Thanks Smudge. I love rule #1. My wife is always right. It doesn't have anything to do with MRR, but it's still true. I just asked her, to make sure. Glenn
 

PrairieKnight

Active Member
I like the #5 and #148 couplers also....but I ran into an issue that caused me to install extended shank Kadee #26 couplers on my Walthers Proto and Trainline locomotives. The issue I was having was the fact that my Atlas code 83 18 inch radius turnouts were not playing well with the couplers that came on the locomotives when they were coupled between the locomotive and rolling stock during switching operations in the yard and at the industries. I am not sure what couplers came on the locomotives. I tried #5 at first on the locomotives but that did not fix the problem. I then discovered the #26 couplers. Although the #26 do not look very prototypical, they sure do make my switching operations alot smoother. I never experienced the issue with the #5 and #148 couplers between rolling stock, just the locomotives and rolling stock. And yes... I have trimmed the trip pins back rather than remove them altogether.
 

Smudge617

Well-Known Member
I like the #5 and #148 couplers also....but I ran into an issue that caused me to install extended shank Kadee #26 couplers on my Walthers Proto and Trainline locomotives. The issue I was having was the fact that my Atlas code 83 18 inch radius turnouts were not playing well with the couplers that came on the locomotives when they were coupled between the locomotive and rolling stock during switching operations in the yard and at the industries. I am not sure what couplers came on the locomotives. I tried #5 at first on the locomotives but that did not fix the problem. I then discovered the #26 couplers. Although the #26 do not look very prototypical, they sure do make my switching operations alot smoother.

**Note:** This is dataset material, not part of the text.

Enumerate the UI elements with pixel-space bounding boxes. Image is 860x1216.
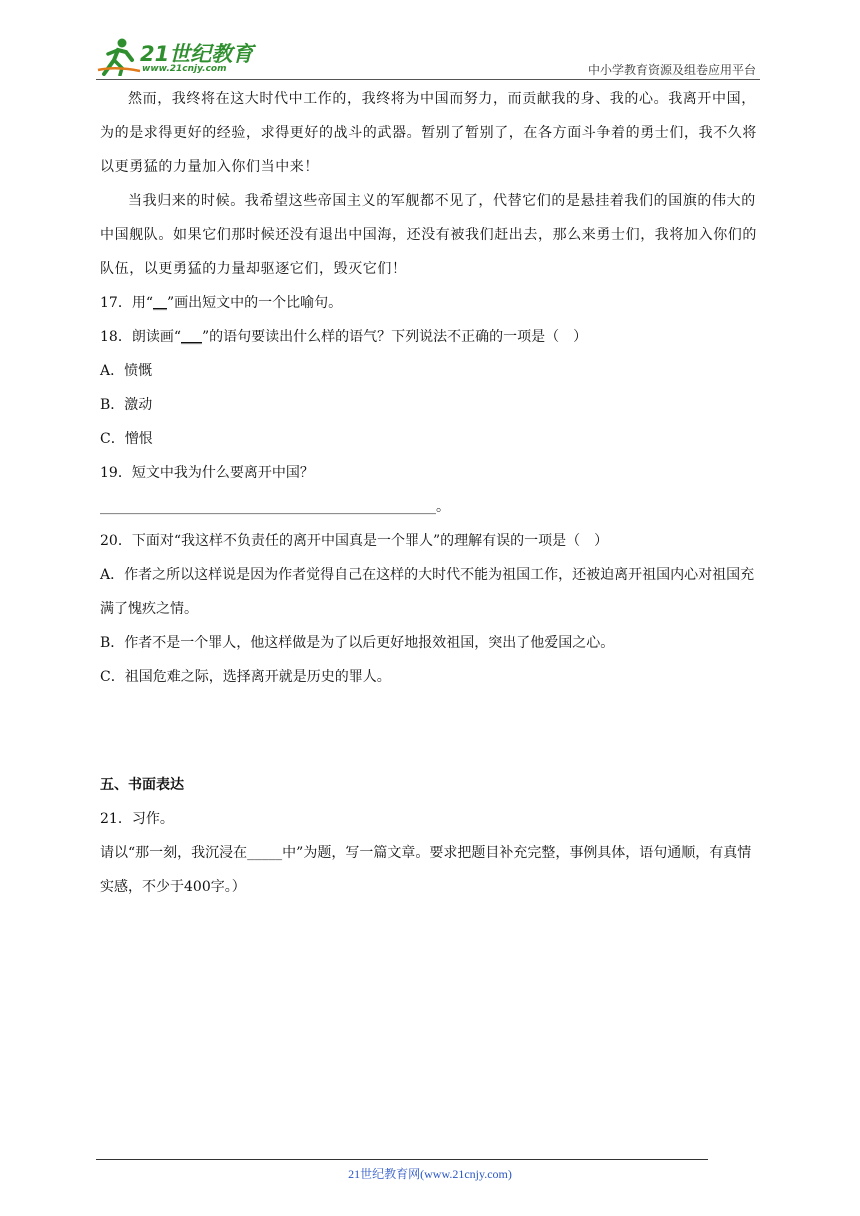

I never experienced the issue with the #5 and #148 couplers between rolling stock, just the locomotives and rolling stock. And yes... I have trimmed the trip pins back rather than remove them altogether.
As I said in a previous post, you do what works for you, as long as your happy with the way it runs, after all, it is YOUR railroad, you can run what you like, how you like. If your having fun and enjoying what your doing, does it matter if it's not prototypical.
 

Greg@mnrr

Section Hand
I like both the Kadee #5's and the #148 couplers. When I pull a car off the layout to clean or adjust the couplers or adding it to my inventory spread sheet, if they aren't Kadee couplers I'll replace the couplers with Kadees. Depending on the type of car, box cars will get #5 couplers and usually #148's for everything else.

I have a multi-compartment storage box with couplers, wheel-sets, small fasteners and misc parts. I have many #5's left over from the earlier days and now a small collection of #148's.